To not give away my children’s school - but a competitive private school often brought up on CC due to college placement rates does not offer AP courses - yet 40% of the graduating class report at least 2 AP scores of 4 or 5. This is listed in the school profile with the majority for Calc A/C, B/C, Chem, Comp Science and US History. So, to be a more competitive applicant from this school - you need to self study and take AP tests.

@coffeeat3 IMO the case you described (which also occurs in our HS which does not have AP classes) is different from self studying – in the scenario you described the students are taking a related class in HS (even if it isn’t designated as an AP class). They are learning from a teacher, taking exams, doing assignments throughout the year etc. They may self-study for any gaps and to learn the format of the AP exam but most of the learning is done in school. In the OP’s case he/she is planning to study just from a review book and take an AP exam with no related coursework.

@happy1 - the way I read the OP’s post was the plan to take the course online and then the exam - not without course instruction. I thought they were concerned it wasn’t a traditional in person experience - and may not be viewed as the same by colleges, so I provided an example of another less traditional way.

That was the original question. It then morphed into “What about self-studying?”

I understand. Thanks for the help guys, but would colleges still view online classes the same way as in-person classes considering that I am doing all the work?

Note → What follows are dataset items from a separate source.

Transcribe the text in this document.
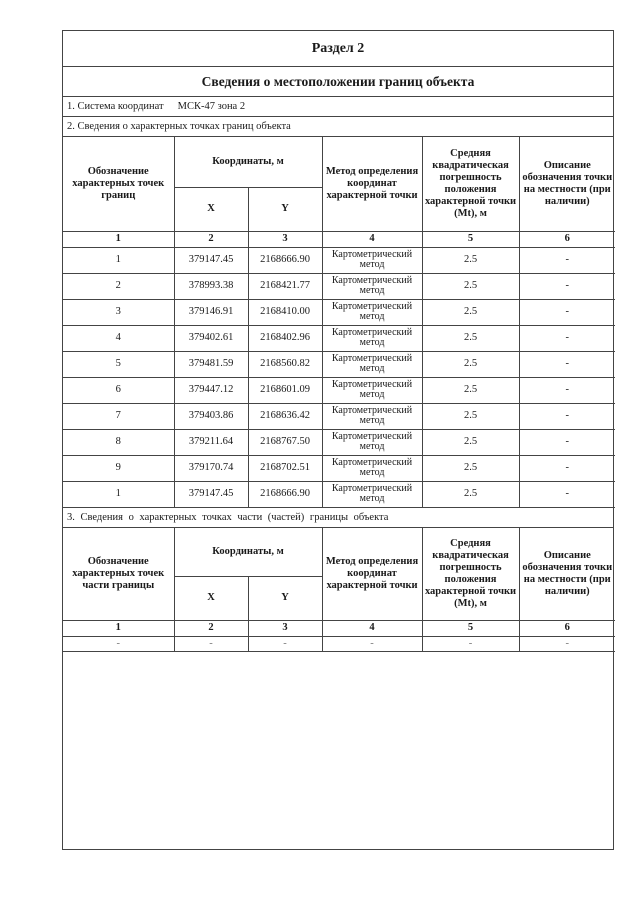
Раздел 2
Сведения о местоположении границ объекта
1. Система координат МСК-47 зона 2
2. Сведения о характерных точках границ объекта
Обозначение характерных точек границ	Координаты, м		Метод определения координат характерной точки	Средняя квадратическая погрешность положения характерной точки (Mt), м	Описание обозначения точки на местности (при наличии)
	X	Y			
1	2	3	4	5	6
1	379147.45	2168666.90	Картометрический метод	2.5	-
2	378993.38	2168421.77	Картометрический метод	2.5	-
3	379146.91	2168410.00	Картометрический метод	2.5	-
4	379402.61	2168402.96	Картометрический метод	2.5	-
5	379481.59	2168560.82	Картометрический метод	2.5	-
6	379447.12	2168601.09	Картометрический метод	2.5	-
7	379403.86	2168636.42	Картометрический метод	2.5	-
8	379211.64	2168767.50	Картометрический метод	2.5	-
9	379170.74	2168702.51	Картометрический метод	2.5	-
1	379147.45	2168666.90	Картометрический метод	2.5	-
3. Сведения о характерных точках части (частей) границы объекта
Обозначение характерных точек части границы	Координаты, м		Метод определения координат характерной точки	Средняя квадратическая погрешность положения характерной точки (Mt), м	Описание обозначения точки на местности (при наличии)
	X	Y			
1	2	3	4	5	6
-	-	-	-	-	-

My school only offers three AP classes that I am ineligible to take with the exception of CS Principles. The classes that I am ineligible for are AP History and Bio. Seniors have a HUGE variety of AP classes, but juniors don’t for some reason… What is worse is that I cannot take any honors classes besides Latin so I am stuck with one AP and one honors, which definitely isn’t rigorous at all… That is why I am taking online APs and was worried they may be looked down upon in comparison to in-person AP classes. Do you think colleges would be skeptical as to why I did not take these APs in person? Could I explain that there was a scheduling problem because I am a transfer student? I am just worried colleges will not think these courses are as rigorous or as validated as in-person courses.

A few comments:

– If you were unable to take AP classes because you transferred into a school then that must be addressed by your guidance counselor in his/her letter of recommendation to colleges. It is definitely not something you should explain.

–My guess is that with your weighted GPA of 3.1/5 (from another post) that you simply did not qualify for other AP classes in your HS at this time.

–I recommend you spend your time and energy doing as well as you possibly can in your actual HS classes.

–In another post you said you were taking two APs in school this year (Comp Sci and Environmental Science) – now you are down to one? What happened?

–If you have extra time get involved in ECs you care about. Colleges are looking for people who are involved in their school and or community – not just academic drones.

–To be clear self-studying does nothing for you in terms of college admissions.